Nos últimos 20 anos, a SPFW conseguiu o que era uma bandeira de Paulo Borges, o idealizador e diretor da semana de moda paulista, maior evento de moda do País: antecipar os lançamentos e dar mais tempo para a cadeia produtiva. Assim, os desfiles passaram a acontecer com cerca de oito meses antes da chegada das coleções nas lojas.
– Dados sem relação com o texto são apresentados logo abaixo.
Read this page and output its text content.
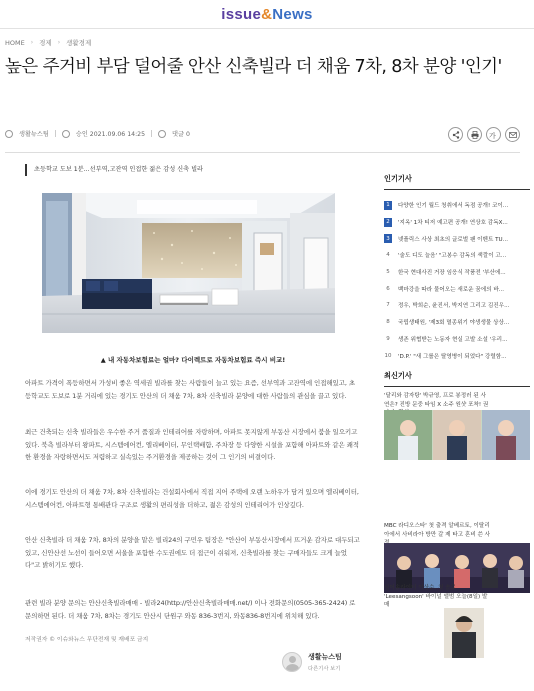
issue&News
HOME › 경제 › 생활경제
높은 주거비 부담 덜어줄 안산 신축빌라 더 채움 7차, 8차 분양 '인기'
생활뉴스팀	승인 2021.09.06 14:25	댓글 0	가
초등학교 도보 1분...선부역,고잔역 인접한 젊은 감성 신축 빌라
▲ 내 자동차보험료는 얼마? 다이렉트로 자동차보험료 즉시 비교!

아파트 가격이 폭등하면서 가성비 좋은 역세권 빌라를 찾는 사람들이 늘고 있는 요즘, 선부역과 고잔역에 인접해있고, 초등학교도 도보로 1분 거리에 있는 경기도 안산의 더 채움 7차, 8차 신축빌라 분양에 대한 사람들의 관심을 끌고 있다.

최근 건축되는 신축 빌라들은 우수한 주거 품질과 인테리어를 자랑하며, 아파트 못지않게 부동산 시장에서 붐을 일으키고 있다. 북측 빌라부터 왕파트, 시스템에어컨, 엘리베이터, 무인택배함, 주차장 등 다양한 시설을 포함해 아파트와 같은 쾌적한 환경을 자랑하면서도 저렴하고 실속있는 주거환경을 제공하는 것이 그 인기의 비결이다.

이에 경기도 안산의 더 채움 7차, 8차 신축빌라는 건설회사에서 직접 지어 주택에 오랜 노하우가 담겨 있으며 엘리베이터, 시스템에어컨, 아파트형 통배관다 구조로 생활의 편리성을 더하고, 젊은 감성의 인테리어가 인상깊다.

안산 신축빌라 더 채움 7차, 8차의 분양을 맡은 빌리24의 구민우 팀장은 "안산이 부동산시장에서 뜨거운 감자로 대두되고 있고, 신안산선 노선이 들어오면 서울을 포함한 수도권에도 더 접근이 쉬워져, 신축빌라를 찾는 구매자들도 크게 늘었다"고 밝히기도 했다.

관련 빌라 분양 문의는 안산신축빌라매매 - 빌라24(http://안산신축빌라매매.net/) 이나 전화문의(0505-365-2424) 로 문의하면 된다. 더 채움 7차, 8차는 경기도 안산시 단원구 와동 836-3번지, 와동836-8번지에 위치해 있다.

저작권자 © 이슈와뉴스 무단전재 및 재배포 금지
생활뉴스팀
다른기사 보기
인기기사
1	다양한 인기 월드 청취에서 독점 공개! 코이...
2	'지옥' 1차 티저 예고편 공개! 연상호 감독X...
3	넷플릭스 사상 최초의 글로벌 팬 이벤트 TU...
4	'술도 디도 늘음' "고봉수 감독의 색깔이 고...
5	한국 현대사진 거장 임응식 작품전 '부산에...
6	백마강을 따라 물어오는 새로운 꿈에의 바...
7	정우, 박희순, 윤진서, 박지연 그리고 김진우...
8	국립생태원, '제3회 멸종위기 야생생물 상상...
9	생존 위협받는 노동자 현실 고발 소설 '우리...
10 'D.P.' "새 그룹은 탈영병이 되었다" 강렬함...
최신기사
'달리와 감자탕' 박규영, 프로 봉정러 된 사연은? 진방 문중 타임 X 소주 원샷 포착! 권
MBC 라디오스타' 첫 출격 알베르토, 이탈리아에서 사비라아 방만 갈 제 타고 혼비 쓴 사
심어송라이터 이상순, 첫 솔로 'Leesangsoon' 바이널 앨범 오늘(8일) 발매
Mas eis que a partir do ano que vem, vai ser justamente o contrário. As apresentações vão acontecer quase simultaneamente aos lançamentos. Algo que já se viu, de certa forma, no desfile da coleção de Karl Lagerfeld para Riachuelo. As araras entraram na passarela seguindo a fila final das modelos e duas mil peças foram vendidas em cerca de 40 minutos. A coleção chegou às lojas no dia seguinte.
Sem fazer desfile, a Osklen levou jornalistas e convidados para a loja na Vila Madalena para apresentar a coleção em uma exposição com roupas e iPads. Se não chegou a vender nada imediatamente, trouxe à tona o perfume "veja agora, compre agora", que deve comandar as próximas semanas de moda no planeta.
Em cinco dias, 38 grifes mostraram suas coleções principalmente no prédio da Bienal, QG da moda brasileira há 20 anos durante a SPFW. Sete estreias marcaram a semana, sendo que dois nomes já são veteranos do evento. Amir Slama, criador da Rosa Chá, mostrou sua marca homônima de moda praia. Já Alexandre Herchcovitch, que deixou a direção de estilo da grife que leva seu nome, agora passa a criar pela A La Garçonne. Cotton Project, Amabilis, Murilo Lomas, A.Brand e Vix também pisaram pela primeira vez na passarela paulistana.
Pela segunda coleção consecutiva, Ronaldo Fraga deu sequência à parceria com o coletivo paranaense Vale da Seda. Depois de falar de amor, no inverno, o estilista destaca o tema dos refugiados da Síria e da África. Pesada e até mesmo dolorida, a inspiração ganha cores contrastantes e leveza nos materiais eleitos por Fraga.
"Se a vida me dá limões, faço uma limonada", avisa Isabela Capeto nos bastidores do seu desfile, questionada sobre crise e os novos tempos da moda. Limão siciliano à parte, o amarelo é a cor preferida da estilista, que destaca a cor em seus vestidos mais delicados. Uma das saias chega a levar três meses para ficar pronta. Tempo é mesmo algo sério para Isabela, que trouxe para a passarela toques de uma nova sequência da Disney para a história de Alice no País das Maravilhas.
Adepta do slow-fashion, Paula Raia faz apenas um desfile por ano, sempre na coleção verão. Na semana passada, mostrou justamente a ação do tempo nos tecidos que escolheu para suas criações artesanais.
Já Patricia Bonaldi, atenta ao agora, bordou até bandeiras do Brasil em algumas peças da coleção da PatBo como um posicionamento para a atual situação do País. Ao mesmo tempo, trouxe a tropicália para colorir a passarela e o guarda-roupa de verão recheado de folhagens. O tema foi recorrente em outros desfiles, mesmo com variações seja no Havaí da Ellus e da A.Brand, ou da Califórnia de Juliana Jabour.
Na semana que vem, estarão por aqui coleções de moda praia da Lenny Niemeyer, Vix, Amir Slama, Triya, Salinas e água-de-coco por Liana Thomaz.